Another barrier to healthcare facing rural populations is that of distance. Although there are "navigators" hired to educate and assist consumers in choosing healthcare plans and navigating the enrollment process, they are often located at a great distance from rural communities. Those living in rural areas are thus discouraged from enrolling in healthcare plans because they must travel longer distances, often at great financial cost, to obtain in-person assistance. Moreover, although individuals may enroll in healthcare plans online, rural areas are less likely to have dependable internet access. Conversely, Kentucky, which has opted into the Medicaid expansion, has received ample media attention for its success in enrolling rural residents into healthcare plans, due in large part to the success and number of navigators. For a further discussion on Kentucky's success in this regard, click here.

Furthermore, states and nonprofit groups must work to alleviate challenges for rural individuals and families who have successfully obtained health coverage. For example, although guaranteed issue under the ACA prevents insurers from charging higher premiums or refusing coverage based on a pre-existing condition, the ACA allows insurers to take geographical factors into account when setting premiums. Although healthcare costs have always been higher in rural areas as a result of the general shortage of doctors and medical facilities, the ACA has exacerbated the "rural-urban cost divide" in healthcare, as many insurers hike up premiums for individuals living in certain rural areas.

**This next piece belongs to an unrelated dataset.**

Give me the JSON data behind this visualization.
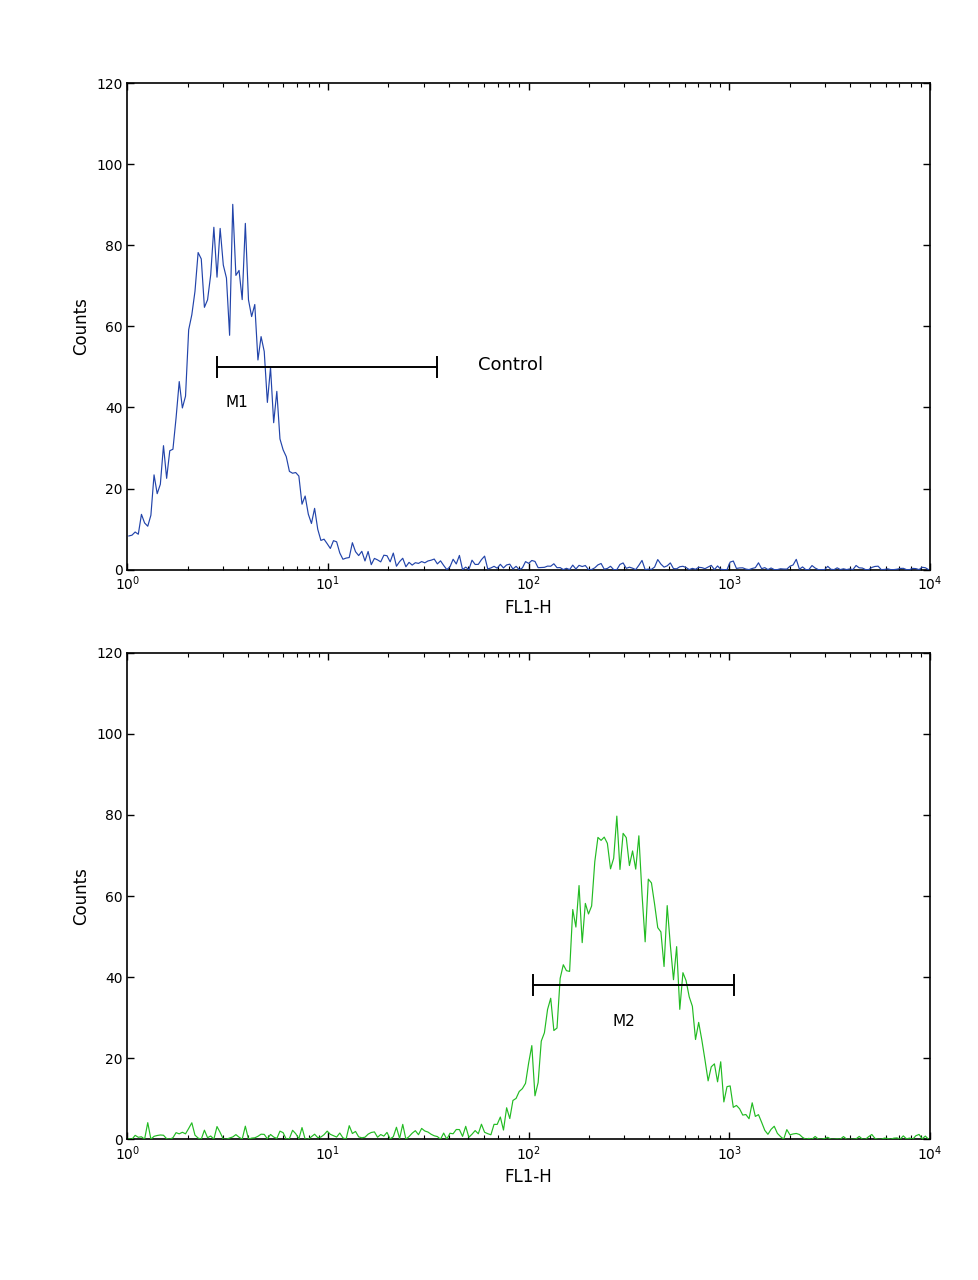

Although the ACA has enabled millions of Americans to obtain coverage for healthcare, multitudes of rural Americans continue to face obstacles in accessing health coverage. These obstacles include distance from services designed to educate and assist rural Americans in enrolling in healthcare plans, and the refusal of several states with significant rural populations to participate in the Medicaid expansion. Moreover, as a result of the ACA, many rural residents who have successfully obtained health coverage face higher premiums based on where they live. Going forward, states and nonprofit groups should focus on (1) making enrollment assistance more accessible in rural areas, (2) garnering support for Medicaid expansion in states that have not yet implemented it, and (3) narrowing the rural-urban cost divide for populations that have successfully obtained health coverage.


Enrique Fernandez said...

Regarding your discussion of rural transportation services, do you know of any not-for-profit hospitals that provide transportation to patients on the rural fringe. I don't know if that might be an option to assist rural people in their pursuit of medical care, but it looks like it might be more complicated than it sounds. I can across an article in the New York Law Journal about hospitals potentially violating "Anti-Kickback" laws by providing elder people with shuttle rides to hospitals. Here's the article: file:///C:/Users/Firewall/Downloads/Serbaroli-NYLawJournal_Dec08.pdf

Juliana said...

In regards to your discussion of distance, it seems like distance is a barrier to many social services, and it wa interesting how you tied it to the Affordable Care Act. It becomes particularly disheartening that this makes things like basic healthcare become inaccessible for groups of people. It's unfortunate this also just symptomatic. Other state provided social services often don't exist to the the same extent, or are not accessible in rural communities, like they are in urban communities.